In Washington, D.C., these facts are routinely ignored. In Washington state, they finally ignited a progressive campaign. Churches, community groups, labor unions and thousands of volunteers came together to put Initiative 688 on the ballot.
Then a funny thing happened: The opposition didn't show up. ``I'm still amazed that the national restaurant lobbies and the NFIB (the National Federation of Independent Business) took a pass,'' the measure's campaign director, Tim Flynn, told me. But with times good, people were inclined to share the wealth. The movement's simple argument - if you do what society says, and go out and work hard all day, you shouldn't live in abject poverty - was hard to rebut. With the measure a big winner in polls from day one, business chose not to fight.
That reticence won't be repeated at the national level, where Ted Kennedy is already plotting another fight on the minimum wage. His last bill included indexing - before the White House urged him to drop the provision to broaden the bill's support.
It's not that the NFIB doesn't have a point. For one thing, minimum-wage hikes aren't targeted to those who need help. Why mandate a raise for teenage busboys from comfortable families when you really want to give hard-pressed breadwinners a lift? Such flaws make the earned income tax credit and other targeted wage subsidies better tools for poverty-fighting.

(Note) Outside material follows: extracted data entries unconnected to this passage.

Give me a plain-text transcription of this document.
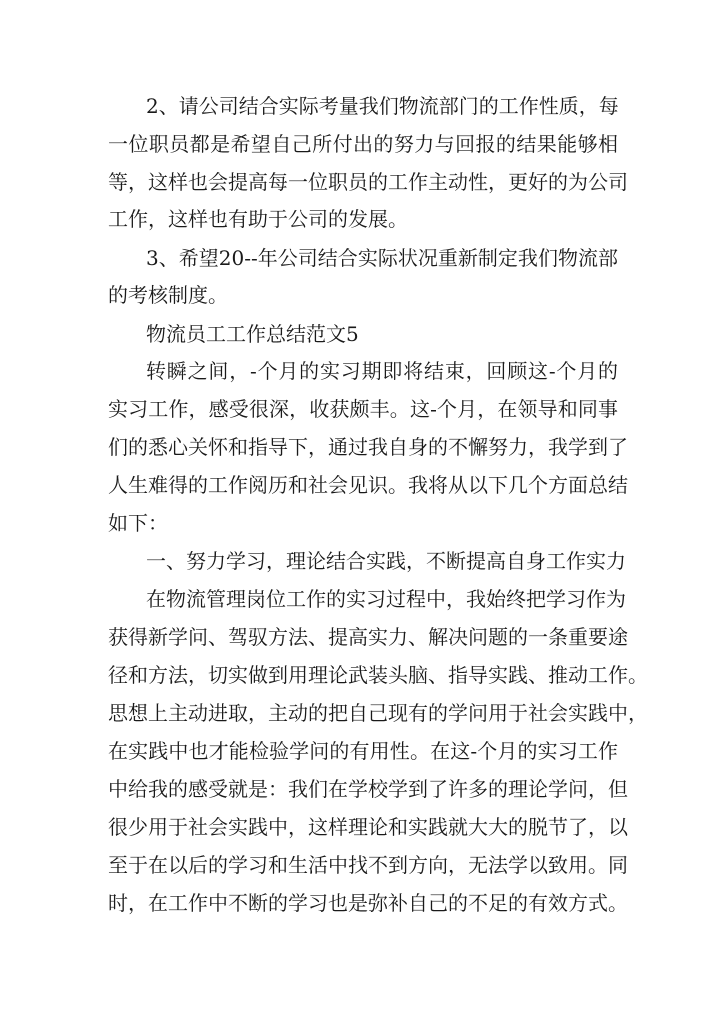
2、请公司结合实际考量我们物流部门的工作性质，每
一位职员都是希望自己所付出的努力与回报的结果能够相
等，这样也会提高每一位职员的工作主动性，更好的为公司
工作，这样也有助于公司的发展。
3、希望20--年公司结合实际状况重新制定我们物流部
的考核制度。
物流员工工作总结范文5
转瞬之间，-个月的实习期即将结束，回顾这-个月的
实习工作，感受很深，收获颇丰。这-个月，在领导和同事
们的悉心关怀和指导下，通过我自身的不懈努力，我学到了
人生难得的工作阅历和社会见识。我将从以下几个方面总结
如下：
一、努力学习，理论结合实践，不断提高自身工作实力
在物流管理岗位工作的实习过程中，我始终把学习作为
获得新学问、驾驭方法、提高实力、解决问题的一条重要途
径和方法，切实做到用理论武装头脑、指导实践、推动工作。
思想上主动进取，主动的把自己现有的学问用于社会实践中，
在实践中也才能检验学问的有用性。在这-个月的实习工作
中给我的感受就是：我们在学校学到了许多的理论学问，但
很少用于社会实践中，这样理论和实践就大大的脱节了，以
至于在以后的学习和生活中找不到方向，无法学以致用。同
时，在工作中不断的学习也是弥补自己的不足的有效方式。
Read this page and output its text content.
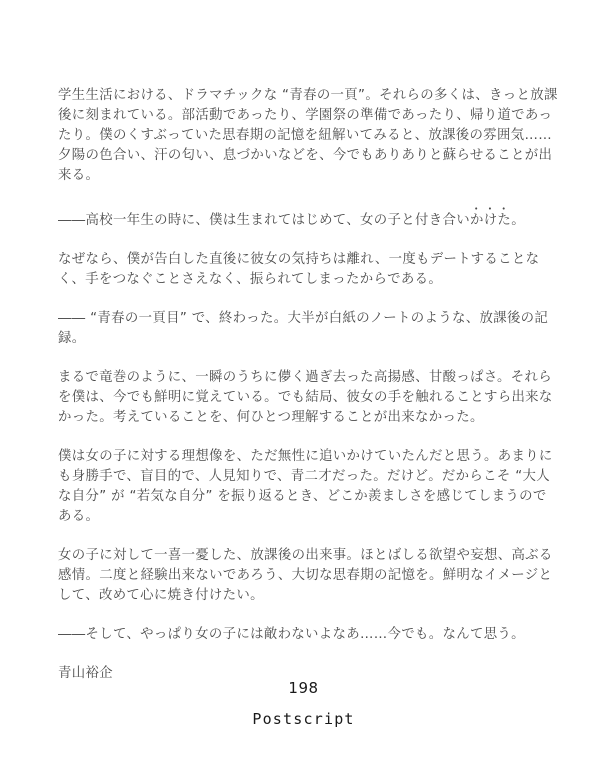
学生生活における、ドラマチックな “青春の一頁”。それらの多くは、きっと放課後に刻まれている。部活動であったり、学園祭の準備であったり、帰り道であったり。僕のくすぶっていた思春期の記憶を紐解いてみると、放課後の雰囲気……夕陽の色合い、汗の匂い、息づかいなどを、今でもありありと蘇らせることが出来る。

――高校一年生の時に、僕は生まれてはじめて、女の子と付き合いかけた。

なぜなら、僕が告白した直後に彼女の気持ちは離れ、一度もデートすることなく、手をつなぐことさえなく、振られてしまったからである。

―― “青春の一頁目” で、終わった。大半が白紙のノートのような、放課後の記録。

まるで竜巻のように、一瞬のうちに儚く過ぎ去った高揚感、甘酸っぱさ。それらを僕は、今でも鮮明に覚えている。でも結局、彼女の手を触れることすら出来なかった。考えていることを、何ひとつ理解することが出来なかった。

僕は女の子に対する理想像を、ただ無性に追いかけていたんだと思う。あまりにも身勝手で、盲目的で、人見知りで、青二才だった。だけど。だからこそ “大人な自分” が “若気な自分” を振り返るとき、どこか羨ましさを感じてしまうのである。

女の子に対して一喜一憂した、放課後の出来事。ほとばしる欲望や妄想、高ぶる感情。二度と経験出来ないであろう、大切な思春期の記憶を。鮮明なイメージとして、改めて心に焼き付けたい。

――そして、やっぱり女の子には敵わないよなあ……今でも。なんて思う。

青山裕企

198
Postscript
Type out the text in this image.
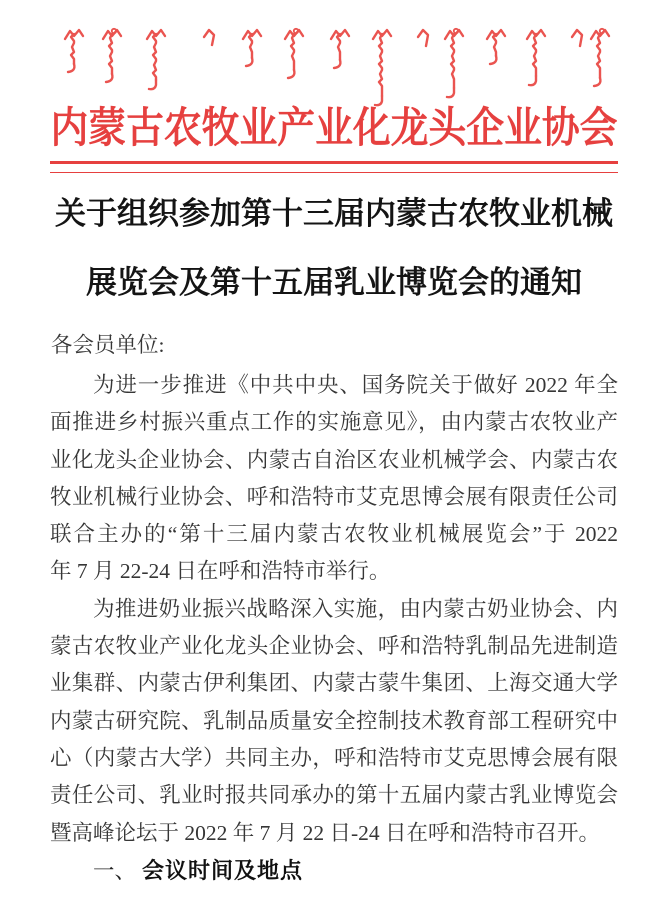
内蒙古农牧业产业化龙头企业协会
关于组织参加第十三届内蒙古农牧业机械
展览会及第十五届乳业博览会的通知
各会员单位:
为进一步推进《中共中央、国务院关于做好 2022 年全
面推进乡村振兴重点工作的实施意见》，由内蒙古农牧业产
业化龙头企业协会、内蒙古自治区农业机械学会、内蒙古农
牧业机械行业协会、呼和浩特市艾克思博会展有限责任公司
联合主办的“第十三届内蒙古农牧业机械展览会”于 2022
年 7 月 22-24 日在呼和浩特市举行。
为推进奶业振兴战略深入实施，由内蒙古奶业协会、内
蒙古农牧业产业化龙头企业协会、呼和浩特乳制品先进制造
业集群、内蒙古伊利集团、内蒙古蒙牛集团、上海交通大学
内蒙古研究院、乳制品质量安全控制技术教育部工程研究中
心（内蒙古大学）共同主办，呼和浩特市艾克思博会展有限
责任公司、乳业时报共同承办的第十五届内蒙古乳业博览会
暨高峰论坛于 2022 年 7 月 22 日-24 日在呼和浩特市召开。
一、 会议时间及地点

But a civilized society in which low earners have little bargaining power requires a decent wage floor. It doesn't kill tons of jobs, as foes claim. For all the GOP cries of doomsday during the last minimum-wage debate, for example, we've since pushed unemployment down to 4.6 percent. Even the boss-leaning Wall Street Journal reported that the hike had little impact on job creation, as new studies of low-wage labor markets had been predicting for several years.
Indeed, the best thing indexing would do for American politics is banish the absurd arguments both sides roll out each time around. If 6 bucks an hour sounds good, says the right, why not make it $10? Or $50? If a minimum wage is so awful, answers the left, why don't you just bring back slavery?
With indexing, such silly posturing could be banished. For businesspeople, modest and predictable hikes each year are better than not knowing when Congress will jerk your labor costs around on a whim. For liberals, an assured boost means less time fighting for basics and more time asking why our economy leaves so many full-time workers in poverty, even after the minimum is indexed.
In the end, it's partisan Democrats who will have to make the biggest sacrifice by embracing automatic indexing. As things now stand, with Congress needing to act, Democrats are guaranteed a politically potent brawl every few years that boosts turnout and reminds voters which side they're on.
This means that despite President Clinton's call for a minimum-wage boost as one of his post-election priorities, it's likely this issue ultimately will be saved for 2000 to lift Democratic election hopes.
Yes, there's something depressingly cynical about Dick Gephardt and Tom Daschle withholding a $1,500 raise from poor workers so they can milk it later for all it's worth. Still, I'm ready to give them one last great ride on the issue, if they'll kick the habit and give the rest of us an indexed minimum wage for the new millennium.